Landsberg – Nicht nur vor dem Spiel, als HCL-Neuzugang ­Thomas Zeck mit einem Blumenstrauß für seinen langjährigen Einsatz vom EC Peiting verabschiedet wurde, gab es Geschenke. Diese wurden anschließend auch auf dem Eis verteilt, wo insgesamt 15 Tore fielen – Peiting gewann 9:6. Am Freitag zuvor hatte der HCL Oberliga-Aufsteiger Memmingen an den Rande einer Niederlage gebracht. Erst in der Verlängerung erzielten die höherklassigen Indians das entscheidende 4:5.

Zur Hälfte etwa hatte Youngster Elias Maier auf 3:1 für die Riverkings vorgelegt, die favori­sierten Indians blieben aber stets in Schlagdistanz. Auch das 4:3 in doppelter Überzahl durch ­Marcel ­Juhasz egalisierte der letztjährige Bayernliga-Champion kurz vor Ende. Dann gab´s Verlängerung – und den Sieg für die Memminger Gäste.

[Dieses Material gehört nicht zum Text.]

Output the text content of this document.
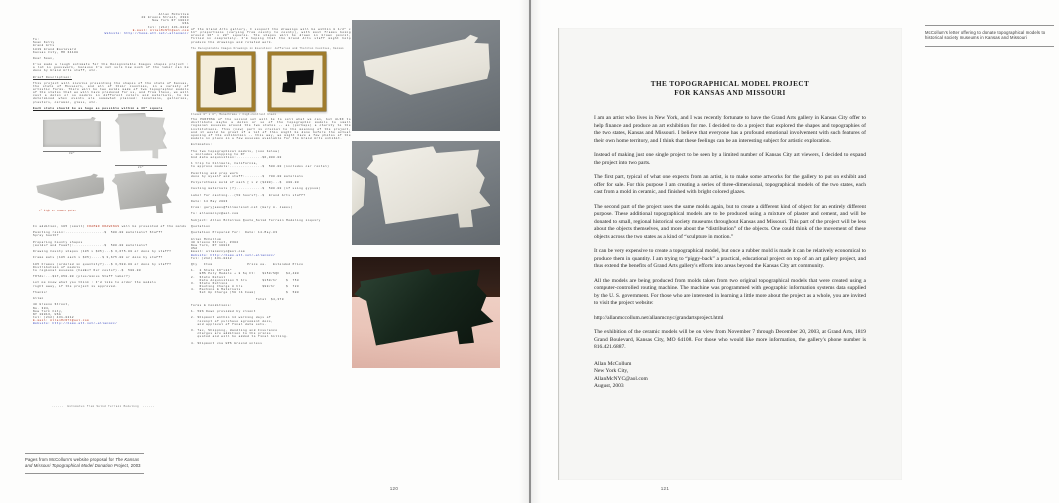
Allan McCollum
40 Greene Street, #304
New York NY 10013
USA
tel: (212) 431-0212
E-mail: AllanMcNYC@aol.com
Website: http://home.att.net/~allanmcc/
To:
Sean Kelly
Grand Arts
1819 Grand Boulevard
Kansas City, MO 64108
Dear Sean,
I've made a rough estimate for the Recognizable Images shapes project : a lot is guesswork, because I'm not sure how much of the labor can be done by Grand Arts staff, etc.
Brief Description:
This project will involve presenting the shapes of the state of Kansas, the state of Missouri, and all of their counties, in a variety of artistic forms. There will be two molds made of two topographic models of the states that we will have produced for us, and from these, we will cast a dozen or so models in different colors and materials, to be determined when events are somewhat planned: locations, galleries, plasters, ceramic, glass, etc.
Each state should be as huge as possible within a 36" square
38"
24"
2" high at LOWEST point
In addition, 105 (small) FRAMED DRAWINGS will be presented of the molds
Painting resin:..................$  500.00 materials? Staff?
Spray booth?

Preparing County shapes
(molds? and foam?):..............$  500.00 materials?

Drawing County shapes (105 x $35)...$ 3,675.00 or done by staff?

Frame mats (105 each x $35).....$ 3,675.00 or done by staff?

105 Frames (ordered in quantity?)...$ 3,500.00 or done by staff?
Distribution of models
to regional museums (FedEx? Our costs?)..$  500.00

TOTAL:...$17,050.00 (plus/minus Staff labor?)
Let me know what you think : I'd like to order the models
right away, if the project is approved.

Thanks!

Allan
40 Greene Street,
No. 304,
New York City,
NY 10013, USA
tel: (212) 431-0212
E-mail: AllanMcNYC@aol.com
Website: http://home.att.net/~allanmcc/
------  Estimates from Solid Terrain Modeling  ------
of the Grand Arts gallery, I suspect the drawings will be within 8 1/2" x 11" proportions (varying from county to county), with most frames being around 16" x 20" squares. The shapes will be drawn in brown pencil, filled in completely. I'm hoping that the Grand Arts staff might help produce the drawings and related work.
The Recognizable Images Drawings in Execution: Jefferson and Thornton Counties, Kansas
Frames 8" x 8", Monochrome / high-contrast black
The PURPOSE of the second set will be to sell what we can, but ALSO to distribute maybe a dozen or so of the topographic models to small regional museums around the two states -- as (perhaps) a charity to the institutions. This (new) part is crucial to the meaning of the project, and it would be great if a lot of this might be done before the actual opening of the exhibition -- this way, we might have a few photos of the models in place in a few museums available for the Grand Arts exhibit.
Estimates:

The two topographical models, (see below)
+ includes shipping to NY
And data acquisition:............$6,000.00

1 trip to Fillmore, California,
to approve models:...............$  500.00 (includes car rental)

Painting and prep work
done by myself and staff:........$  700.00 materials

Polyurethane mold of each [ x 2 ($400)...$  800.00

Casting materials (?)............$  500.00 (if using gypsum)

Labor for casting...(50 hours?)..$  Grand Arts staff?
Date: 14 May 2003

From: garyjames@fillmorenet.net (Gary A. James)

To: allanmcnyc@aol.com

Subject: Allan McCollum Quote_Solid Terrain Modeling inquiry

Quotation

Quotation Prepared for:  Date: 14-May-03

Allan McCollum
40 Greene Street, #304
New York, NY 10013
USA
Email: allanmcnyc@aol.com
Website: http://home.att.net/~allanmcc/
Tel: (212) 431-0212

Qty   Item                Price ea.   Extended Price

1.  2 State 16"x24"
EMS Poly Models + 8 Sq Ft:   $150/SQF   $2,400
2.  State Detail
Data Acquisition 5 hrs       $150/hr    $  750
3.  State Outline
Routing Charge 8 hrs         $90/hr     $  720
4.  Machine & Materials
Set Up Charge (50 lb Foam)              $  500

Total  $4,370
Terms & Conditions:

1. 50% Down provided by client

2. Shipment within 14 working days of
receipt of purchase agreement docs,
and approval of final data sets.

3. Tax, Shipping, Handling and Insurance
charges are addition to the prices
quoted and will be added to final billing.

4. Shipment via UPS Ground unless
Pages from McCollum's website proposal for The Kansas and Missouri Topographical Model Donation Project, 2003
120
THE TOPOGRAPHICAL MODEL PROJECT
FOR KANSAS AND MISSOURI
I am an artist who lives in New York, and I was recently fortunate to have the Grand Arts gallery in Kansas City offer to help finance and produce an art exhibition for me. I decided to do a project that explored the shapes and topographies of the two states, Kansas and Missouri. I believe that everyone has a profound emotional involvement with such features of their own home territory, and I think that these feelings can be an interesting subject for artistic exploration.
Instead of making just one single project to be seen by a limited number of Kansas City art viewers, I decided to expand the project into two parts.
The first part, typical of what one expects from an artist, is to make some artworks for the gallery to put on exhibit and offer for sale. For this purpose I am creating a series of three-dimensional, topographical models of the two states, each cast from a mold in ceramic, and finished with bright colored glazes.
The second part of the project uses the same molds again, but to create a different kind of object for an entirely different purpose. These additional topographical models are to be produced using a mixture of plaster and cement, and will be donated to small, regional historical society museums throughout Kansas and Missouri. This part of the project will be less about the objects themselves, and more about the “distribution” of the objects. One could think of the movement of these objects across the two states as a kind of “sculpture in motion.”
It can be very expensive to create a topographical model, but once a rubber mold is made it can be relatively economical to produce them in quantity. I am trying to “piggy-back” a practical, educational project on top of an art gallery project, and thus extend the benefits of Grand Arts gallery's efforts into areas beyond the Kansas City art community.
All the models are being produced from molds taken from two original topographical models that were created using a computer-controlled routing machine. The machine was programmed with geographic information systems data supplied by the U. S. government. For those who are interested in learning a little more about the project as a whole, you are invited to visit the project website:
http://allanmccollum.net/allanmcnyc/grandartsproject.html
The exhibition of the ceramic models will be on view from November 7 through December 20, 2003, at Grand Arts, 1819 Grand Boulevard, Kansas City, MO 64108. For those who would like more information, the gallery's phone number is 816.421.6887.
Allan McCollum
New York City,
AllanMcNYC@aol.com
August, 2003
McCollum's letter offering to donate topographical models to historical society museums in Kansas and Missouri
121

Favorisierte Memminger müssen sich strecken

Auch in Peiting erwischten die Lechstädter am Sonntag einen Start nach Maß: Nach 53 Sekunden überraschte Juhasz die ersatzgeschwächten Hausherren, bei denen drei Stammverteidiger verletzt fehlten, mit dem Führungstreffer. Für die Hausherren erzielte Anton Saal (5.) aber umgehend den Gleichstand. Danach ging es immer nach dem gleichen Muster weiter. Landsberg legte durch Stefan und Markus Kerber (15., 18.) vor, das zweite Tor bereitete dabei Zeck vor. Peiting zog durch Saal (17.) und Fabian Dietz (19.), der HCL-Goalie Max Güßbacher bei einem Penalty überwand, wieder gleich.

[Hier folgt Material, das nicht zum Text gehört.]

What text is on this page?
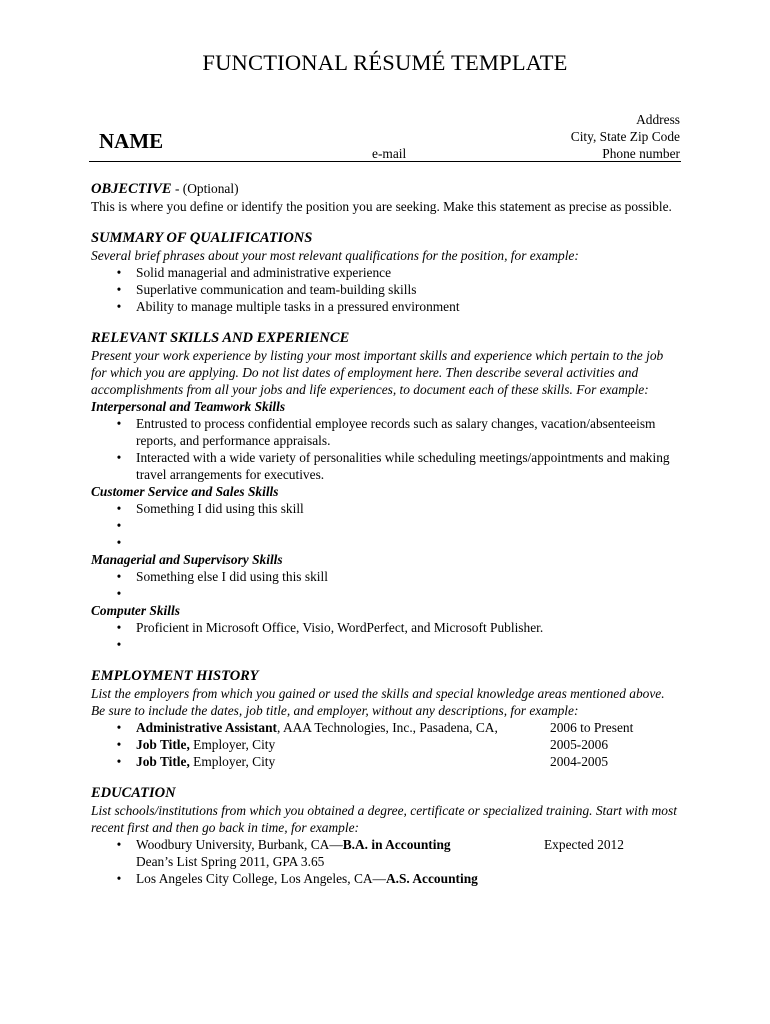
FUNCTIONAL RÉSUMÉ TEMPLATE
NAME
e-mail
Address
City, State Zip Code
Phone number
OBJECTIVE - (Optional)
This is where you define or identify the position you are seeking. Make this statement as precise as possible.
SUMMARY OF QUALIFICATIONS
Several brief phrases about your most relevant qualifications for the position, for example:
• Solid managerial and administrative experience
• Superlative communication and team-building skills
• Ability to manage multiple tasks in a pressured environment
RELEVANT SKILLS AND EXPERIENCE
Present your work experience by listing your most important skills and experience which pertain to the job for which you are applying. Do not list dates of employment here. Then describe several activities and accomplishments from all your jobs and life experiences, to document each of these skills. For example:
Interpersonal and Teamwork Skills
• Entrusted to process confidential employee records such as salary changes, vacation/absenteeism reports, and performance appraisals.
• Interacted with a wide variety of personalities while scheduling meetings/appointments and making travel arrangements for executives.
Customer Service and Sales Skills
• Something I did using this skill
•
•
Managerial and Supervisory Skills
• Something else I did using this skill
•
Computer Skills
• Proficient in Microsoft Office, Visio, WordPerfect, and Microsoft Publisher.
•
EMPLOYMENT HISTORY
List the employers from which you gained or used the skills and special knowledge areas mentioned above. Be sure to include the dates, job title, and employer, without any descriptions, for example:
• Administrative Assistant, AAA Technologies, Inc., Pasadena, CA,	2006 to Present
• Job Title, Employer, City	2005-2006
• Job Title, Employer, City	2004-2005
EDUCATION
List schools/institutions from which you obtained a degree, certificate or specialized training. Start with most recent first and then go back in time, for example:
• Woodbury University, Burbank, CA—B.A. in Accounting	Expected 2012
Dean’s List Spring 2011, GPA 3.65
• Los Angeles City College, Los Angeles, CA—A.S. Accounting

Im zweiten Drittel erhöhten die Peitinger die Schlagzahl und mit dem höheren Tempo hatten die Landsberger Probleme. Mit einem Dreierpack von Florian Stauder (22.), Saal (26.) und Ty Morris (27.) zog der ECP schnell auf 6:3 davon. Danach nahmen sie den Fuß aber vom Gas, so dass die Lechstädter die Partie wieder ausgeglichen gestalteten. Stefan Kerber (31.) brachte die Gäste in Unterzahl etwas heran.

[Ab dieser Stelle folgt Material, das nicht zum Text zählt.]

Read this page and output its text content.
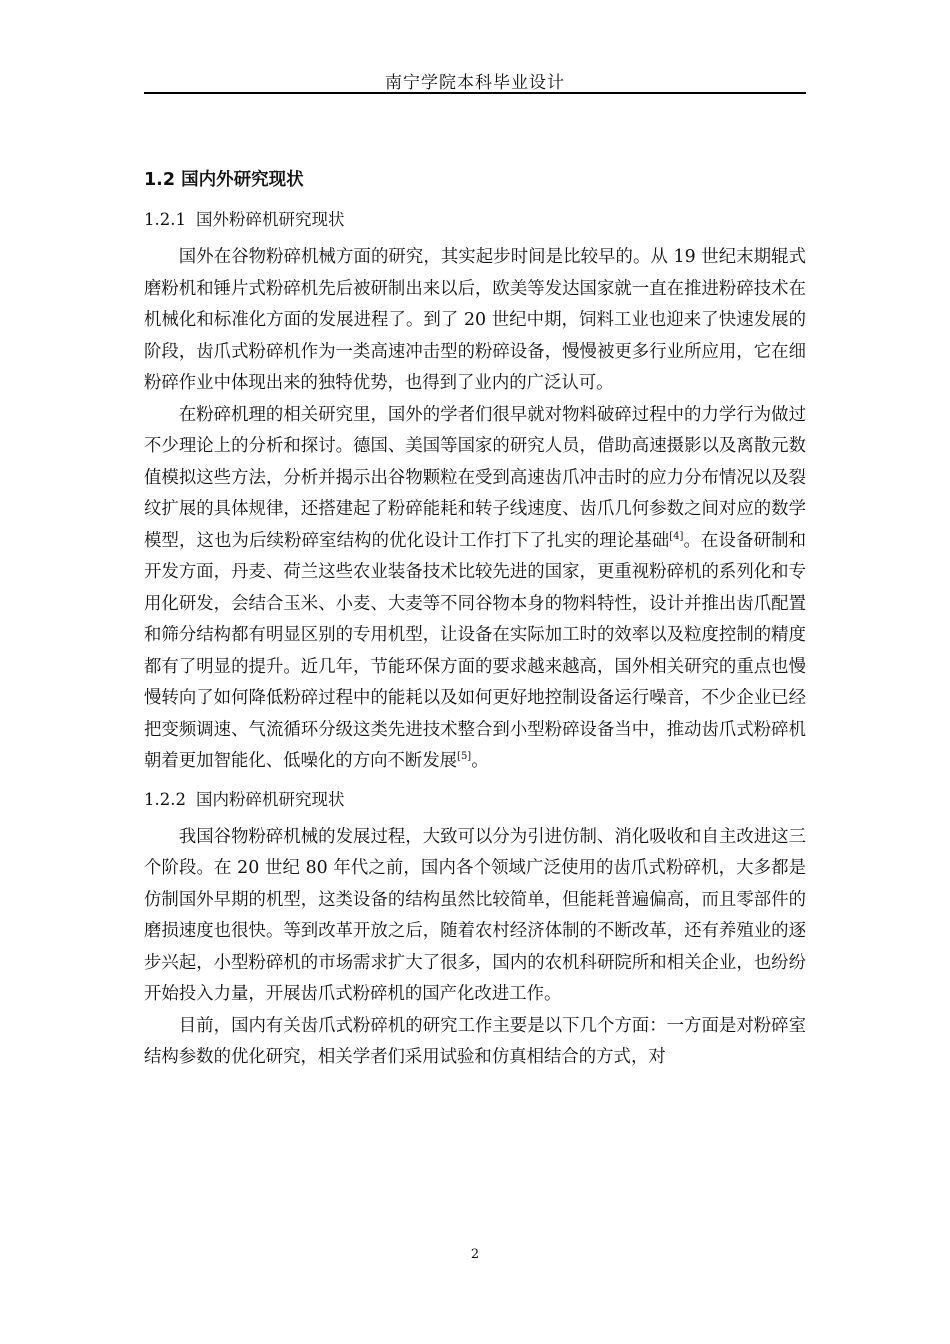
南宁学院本科毕业设计
1.2 国内外研究现状
1.2.1 国外粉碎机研究现状

国外在谷物粉碎机械方面的研究，其实起步时间是比较早的。从 19 世纪末期辊式磨粉机和锤片式粉碎机先后被研制出来以后，欧美等发达国家就一直在推进粉碎技术在机械化和标准化方面的发展进程了。到了 20 世纪中期，饲料工业也迎来了快速发展的阶段，齿爪式粉碎机作为一类高速冲击型的粉碎设备，慢慢被更多行业所应用，它在细粉碎作业中体现出来的独特优势，也得到了业内的广泛认可。

在粉碎机理的相关研究里，国外的学者们很早就对物料破碎过程中的力学行为做过不少理论上的分析和探讨。德国、美国等国家的研究人员，借助高速摄影以及离散元数值模拟这些方法，分析并揭示出谷物颗粒在受到高速齿爪冲击时的应力分布情况以及裂纹扩展的具体规律，还搭建起了粉碎能耗和转子线速度、齿爪几何参数之间对应的数学模型，这也为后续粉碎室结构的优化设计工作打下了扎实的理论基础[4]。在设备研制和开发方面，丹麦、荷兰这些农业装备技术比较先进的国家，更重视粉碎机的系列化和专用化研发，会结合玉米、小麦、大麦等不同谷物本身的物料特性，设计并推出齿爪配置和筛分结构都有明显区别的专用机型，让设备在实际加工时的效率以及粒度控制的精度都有了明显的提升。近几年，节能环保方面的要求越来越高，国外相关研究的重点也慢慢转向了如何降低粉碎过程中的能耗以及如何更好地控制设备运行噪音，不少企业已经把变频调速、气流循环分级这类先进技术整合到小型粉碎设备当中，推动齿爪式粉碎机朝着更加智能化、低噪化的方向不断发展[5]。

1.2.2 国内粉碎机研究现状

我国谷物粉碎机械的发展过程，大致可以分为引进仿制、消化吸收和自主改进这三个阶段。在 20 世纪 80 年代之前，国内各个领域广泛使用的齿爪式粉碎机，大多都是仿制国外早期的机型，这类设备的结构虽然比较简单，但能耗普遍偏高，而且零部件的磨损速度也很快。等到改革开放之后，随着农村经济体制的不断改革，还有养殖业的逐步兴起，小型粉碎机的市场需求扩大了很多，国内的农机科研院所和相关企业，也纷纷开始投入力量，开展齿爪式粉碎机的国产化改进工作。

目前，国内有关齿爪式粉碎机的研究工作主要是以下几个方面：一方面是对粉碎室结构参数的优化研究，相关学者们采用试验和仿真相结合的方式，对

2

Den Start in den Schlussdurchgang verschliefen die Landsberger dann erneut, sodass die Hausherren durch einen neuerlichen Dreifach-Schlag von ­Morris (45.), Dietz (46.) und Stauder (48.), die beiden letzten in Überzahl, auf 9:4 davonzogen. Die Gäste bewiesen in der Folge aber Moral. Jeweils im Powerplay machten Gäbelein (55.) und Andreas Geisberger (59.) die Niederlage am Ende noch erträglicher.